The government increased efforts to protect child trafficking victims and made limited efforts to identify and assist adult victims. During the reporting period, the government identified and referred 370 potential child trafficking victims to OCPM for initial care, compared with 223 in the previous reporting period. OCPM officers and the police proactively identified potential child victims through patrols of high-risk areas such as borders, bus stations, and large markets. In February 2018, the Ministry of Interior, in partnership with an international organization, sought to harmonize OCPM, civil society, and police efforts by establishing formal standard operating procedures (SOPs) for the referral of vulnerable children, including potential victims of trafficking, to protective services. Prior to adoption of the formal SOPs, MSAM, OCPM, the ministries of justice and foreign affairs, international organizations, and NGOs developed a system to assist, repatriate, and reintegrate victims of child trafficking. As part of this process, OCPM assumed initial custody of child trafficking victims in Benin and provided temporary shelter in its Cotonou facility that could house up to 160 children (80 boys and 80 girls).
The OCPM shelter offered child victims legal, medical, and psychological assistance, and served as a transit facility for potential child trafficking victims while their cases were processed prior to placement in long-term shelters. After an OCPM interview and assessment, victims were referred to a network of NGO shelters throughout the country. Trafficking-specific services were not available for adult victims, although they received care under the auspices of programs to assist victims of other forms of abuse. In January 2018, government officials at Cotonou airport identified two Ghanaian women traveling to potentially exploitative conditions, interviewed them, and worked with the Ghanaian embassy to ensure safe repatriation.

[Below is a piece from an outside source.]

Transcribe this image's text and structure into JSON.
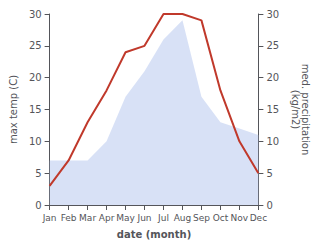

OCPM assisted foreign trafficking victims, predominantly minors, before repatriating them to their home countries. The government conducted repatriations of foreign victims in conjunction with an international NGO and the assistance of embassies or consulates of victims’ countries of origin. During the reporting period, the government maintained support for OCPM’s anti-trafficking work by contributing 19.2 million West African CFA francs (FCFA) ($34,140). This support included services for all children received in its shelter, including trafficking victims. The bilateral anti-trafficking cooperation agreement to facilitate law enforcement data sharing and repatriation coordination between Benin and Gabon remained pending, and no actions were taken under the 2011 Cooperation Agreement between Benin and the Republic of the Congo. Multilateral anti-trafficking cooperation agreements to increase law enforcement coordination on child trafficking cases between Benin, Togo, and Nigeria remained pending as well. Beninese law did not provide legal alternatives to removal of trafficking victims to countries in which victims would face retribution or hardship, although cases involving foreign child trafficking victims were considered on an ad hoc basis.